Durante el fin de semana anterior en Zamora me acompañé, fiel a la costumbre, de varios libros. Leí dos de ellos el sábado; y uno el domingo, antes del viaje: eran breves los tres, así que no piensen que soy un robot que lee a velocidad imposible, como aquel Número Cinco de “Cortocircuito”. La lectura de ninguno de ellos ocupaba más de una hora, u hora y media a lo sumo. Empecé con “La leyenda del santo bebedor”, de Joseph Roth. Lo leí al despertar el sábado. Tenía que estar durmiendo, porque me había ido a la cama a las seis y media de la mañana, pero la costumbre me obligó a abrir los ojos en torno a las once. No pude seguir durmiendo; me cuesta hacerlo de día. Así que alargué la mano y, metido entre las sábanas, abrí el ejemplar.
He dicho leí. Pero debo corregir: en realidad lo releí. Mi afición a esta historia, la de un “clochard” de París al que un hombre entrega doscientos francos para que se los lleve como donativo a la estatua de Santa Teresa, se remonta a finales de los años ochenta. Se estrenó un filme titulado así, “La leyenda del santo bebedor”. La dirigía Ermanno Olmi, director del que yo había visto “El árbol de los zuecos” a finales de los setenta: me subyugaron las imágenes y las vicisitudes de los campesinos. Aún no había cumplido diez años, lo cual indica que, ya por entonces, era rarito. La nueva película de Olmi la protagonizaba Rutger Hauer, un actor que me había entusiasmado en “Blade Runner” y en “Clave: Omega”, “Lady Halcón” y “Carretera al infierno”. Incluso estaba perfecto en cosas tan tristes como “Los señores del acero” y “Se busca: vivo o muerto”. Rememoro su estampa cautivadora en la adaptación del libro de Roth: gorra, ojeras, bigote rubio, rostro curtido por la intemperie, guardapolvo. Años después encontré el libro en la Biblioteca Pública de mi ciudad, probablemente en uno de esos merodeos que me daba entre los anaqueles, en busca de sorpresas y hallazgos. No me defraudó, sino todo lo contrario. Y la película era una buena adaptación, o así lo recuerdo ahora. Hauer brindó una de las mejores interpretaciones de su carrera. Por alguna extraña razón, la cinta de Olmi casi ha caído en el olvido. Una lástima.

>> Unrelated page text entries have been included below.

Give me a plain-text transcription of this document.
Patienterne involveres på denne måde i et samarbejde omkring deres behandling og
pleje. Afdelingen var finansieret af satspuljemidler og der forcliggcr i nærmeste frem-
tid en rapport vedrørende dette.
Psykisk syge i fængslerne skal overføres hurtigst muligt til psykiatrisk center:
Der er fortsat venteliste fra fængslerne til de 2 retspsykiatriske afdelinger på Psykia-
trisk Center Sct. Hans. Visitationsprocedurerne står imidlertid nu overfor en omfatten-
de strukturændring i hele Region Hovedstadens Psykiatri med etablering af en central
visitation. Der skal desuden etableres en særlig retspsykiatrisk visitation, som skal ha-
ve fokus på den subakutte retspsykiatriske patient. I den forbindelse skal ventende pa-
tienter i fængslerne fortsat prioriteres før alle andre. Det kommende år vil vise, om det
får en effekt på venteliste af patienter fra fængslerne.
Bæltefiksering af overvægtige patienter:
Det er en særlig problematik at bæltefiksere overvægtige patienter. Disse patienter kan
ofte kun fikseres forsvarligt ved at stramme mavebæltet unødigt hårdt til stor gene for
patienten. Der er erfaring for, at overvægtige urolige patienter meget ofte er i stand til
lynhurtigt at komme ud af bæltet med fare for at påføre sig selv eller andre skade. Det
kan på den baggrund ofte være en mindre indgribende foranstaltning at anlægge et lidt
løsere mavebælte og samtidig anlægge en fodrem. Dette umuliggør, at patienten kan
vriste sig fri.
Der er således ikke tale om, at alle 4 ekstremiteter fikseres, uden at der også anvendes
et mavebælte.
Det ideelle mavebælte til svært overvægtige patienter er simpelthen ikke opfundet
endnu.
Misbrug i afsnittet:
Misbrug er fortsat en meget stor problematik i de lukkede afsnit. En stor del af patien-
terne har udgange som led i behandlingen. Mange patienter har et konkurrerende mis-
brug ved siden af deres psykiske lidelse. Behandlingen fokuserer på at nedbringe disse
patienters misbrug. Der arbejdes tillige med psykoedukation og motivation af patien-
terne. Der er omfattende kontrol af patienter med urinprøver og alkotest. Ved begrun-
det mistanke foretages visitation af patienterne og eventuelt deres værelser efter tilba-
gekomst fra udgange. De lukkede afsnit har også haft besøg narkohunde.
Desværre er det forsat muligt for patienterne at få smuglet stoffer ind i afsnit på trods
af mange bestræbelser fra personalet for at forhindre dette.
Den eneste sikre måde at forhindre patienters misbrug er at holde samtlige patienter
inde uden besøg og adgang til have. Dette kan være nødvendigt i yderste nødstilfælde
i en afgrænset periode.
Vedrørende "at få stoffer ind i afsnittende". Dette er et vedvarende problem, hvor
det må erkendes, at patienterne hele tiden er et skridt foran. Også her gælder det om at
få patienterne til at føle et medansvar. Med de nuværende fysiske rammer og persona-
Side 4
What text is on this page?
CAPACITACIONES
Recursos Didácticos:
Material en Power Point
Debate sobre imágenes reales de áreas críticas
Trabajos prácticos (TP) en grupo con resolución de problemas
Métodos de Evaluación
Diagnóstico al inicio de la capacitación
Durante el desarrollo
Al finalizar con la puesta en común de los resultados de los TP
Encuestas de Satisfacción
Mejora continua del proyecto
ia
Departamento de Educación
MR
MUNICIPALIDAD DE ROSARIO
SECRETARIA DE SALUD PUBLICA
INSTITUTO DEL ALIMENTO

Una de las ventajas de la relectura de un libro, de cualquier libro, es que el significado de la historia nunca es el mismo para nosotros. La relectura, si han pasado unos cuantos años, ofrece al lector matices nuevos y caminos antes inexplorados. “La leyenda del santo bebedor”, que es lectura compleja, aunque parezca fácil merced a su extensión y a su prosa sin escollos, me ha ofrecido esos nuevos caminos. Recordemos que el encuentro a orillas del Sena con el hombre que le da los francos para que los entregue a Santa Teresa es, para el protagonista, Andreas, un milagro. Él promete dar el dinero, pero siempre hay algo que se lo impide: un antiguo amor, un amigo que le saca pasta, un tipo al que convida, el deseo de darse una comida como Dios manda, las ganas de entrar en un cine. El alcohol (en especial la absenta) siempre está presente. Andreas se emborracha, gasta la suma, pero suele haber alguien que le da más: le ofrecen trabajos, recupera el dinero y, antes de entregarlo, lo gasta. O encuentra una cartera con dinero. Y, así, una y otra vez. Pequeños milagros. Por eso su deuda con la santa es mucho mayor que la contraída con el hombre del encargo. Para mí, en esta ocasión, Andreas es alguien que no puede librarse del lastre del pasado, ni de su atadura a la bebida. La clase de hombre al que le ocurre lo que nos pasa a todos a diario: nos hacemos una promesa que vamos aplazando día tras día. Pero no perdemos la esperanza de cumplirla. Y todo ello transcurre en la deliciosa ciudad de París.